MASALLARIN MUHAFIZLARI
Cumhuriyet Türkiye’sinin kültürel yolculuğu, hikâyeleri ve hayatları türkülerine, masallarına, ocaktaki aşlarına kadar dağ başlarında unutulmuş bir halktan modern bir ulus yaratma idealiyle biraz aceleci, bazen nobran veya üst perdeden ilerlemiş olabilir, ama ne olursa olsun odağında hep millet bulunmaktadır. Gene en nihayetinde bu tornadan geçen Cumhuriyet kuşakları sayesinde kültürümüzün devlet elinde yontulmaktan biraz küntleşmiş köşeleri incelmiş, en rafine, en üstün hallerine erişmiştir. Modern kültürümüzün sınır çizgilerini çizen kurumlarımızı hadi bir yere kadar sorgulayalım, tamam, ancak onun yapı taşlarını döşeyen kültür emekçilerimizin halka yabancılaştığını iddia etmek düpedüz bir ideolojik safsatadır. Özellikle dünyaya mal olmuş çağdaş bilim insanlarımızın, şairlerimizin, yazarlarımızın, sinemacılarımızın halktan kopuk olduğunu söylemek en hafif tabirle insafsızlık olur. Boratav Hoca’nın, Başgöz’ün araştırmaları, Livaneli’nin şarkıları, Nazım’ın şiirleri, Sait Faik’in öyküleri, Yaşar Kemal’in romanları, Yılmaz Güney’in filmleri bu toplumun hikâyelerinin, söylencelerinin masallarının harman olduğu eserlerdir. Çileleri, yasları, sevinçleri, kahramanlıkları, açmazlarıyla bütün bir toplumun zengin duygu seli ve yaşam tarzları çağdaş aydınlarımızın ellerinde kültürel şaheserlere dönüşmüş, bu yapıtların en yüceleri onlarca dile çevrilmiş, bir ulusun dünyaya yayılan sesi, haykırışı olmuştur.

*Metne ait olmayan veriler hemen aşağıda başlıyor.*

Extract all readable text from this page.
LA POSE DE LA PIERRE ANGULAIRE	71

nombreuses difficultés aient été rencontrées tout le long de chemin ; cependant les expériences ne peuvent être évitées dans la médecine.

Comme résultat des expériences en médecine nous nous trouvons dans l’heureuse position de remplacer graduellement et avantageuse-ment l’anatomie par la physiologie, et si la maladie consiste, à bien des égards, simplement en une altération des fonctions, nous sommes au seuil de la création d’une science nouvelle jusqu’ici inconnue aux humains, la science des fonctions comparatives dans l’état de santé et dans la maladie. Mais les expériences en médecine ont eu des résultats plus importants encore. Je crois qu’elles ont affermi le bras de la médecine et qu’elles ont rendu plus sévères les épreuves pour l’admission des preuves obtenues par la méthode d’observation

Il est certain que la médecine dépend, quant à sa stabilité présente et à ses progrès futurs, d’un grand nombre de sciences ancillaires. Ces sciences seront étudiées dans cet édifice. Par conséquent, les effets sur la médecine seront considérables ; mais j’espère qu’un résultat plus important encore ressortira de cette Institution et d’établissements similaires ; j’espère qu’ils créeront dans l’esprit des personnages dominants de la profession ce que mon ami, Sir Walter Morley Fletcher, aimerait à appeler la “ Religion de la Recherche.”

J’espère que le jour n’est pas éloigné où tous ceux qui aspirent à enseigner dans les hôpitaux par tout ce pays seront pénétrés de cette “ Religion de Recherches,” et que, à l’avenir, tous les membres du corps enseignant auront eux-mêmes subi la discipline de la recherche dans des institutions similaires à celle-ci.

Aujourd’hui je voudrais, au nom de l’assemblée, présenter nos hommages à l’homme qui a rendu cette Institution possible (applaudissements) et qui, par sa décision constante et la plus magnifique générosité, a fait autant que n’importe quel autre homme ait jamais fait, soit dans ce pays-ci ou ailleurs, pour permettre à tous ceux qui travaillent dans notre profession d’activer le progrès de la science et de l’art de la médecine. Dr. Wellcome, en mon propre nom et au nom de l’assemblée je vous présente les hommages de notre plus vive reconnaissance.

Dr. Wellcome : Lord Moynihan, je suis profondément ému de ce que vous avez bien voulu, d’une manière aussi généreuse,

Siyasetler, siyasetçiler bu kadük gündemler, karikatürize gösteriler gelir geçer, geriye bizim tarihten getirdiğimiz, modern ulusumuzu kurarken hep heybemizde duran ve kahramanlıklarla, acılarla, çileyle örülü yeni ve daha özgür olmasını umut ettiğimiz bir hayata direksiyon kırdığımızda bize yol gösteren, bizi geleceğe birlik beraberlik içinde ve bir bütün olarak taşıması gereken hasletlerimiz kalır. Bu hasletler gündelik siyasetin kuru gürültüsünde öğütülüp un ufak edilemeyecek denli kadimdir ve modern kültürümüzün tezgâhlarında dokuna dokuna çeşitli hallere bürünmüş, en nihayetinde de bizim, hepimizin hikâyesi olmuştur. Eğrisiyle doğrusuyla, iyisiyle kötüsüyle, acısıyla tatlısıyla işte bu bizim hikâyemizdir ve ancak özgürlüklerimizi koruyup yüceltebildiğimiz ölçüde bizim hikâyemiz olarak yaşamaya devam edecektir.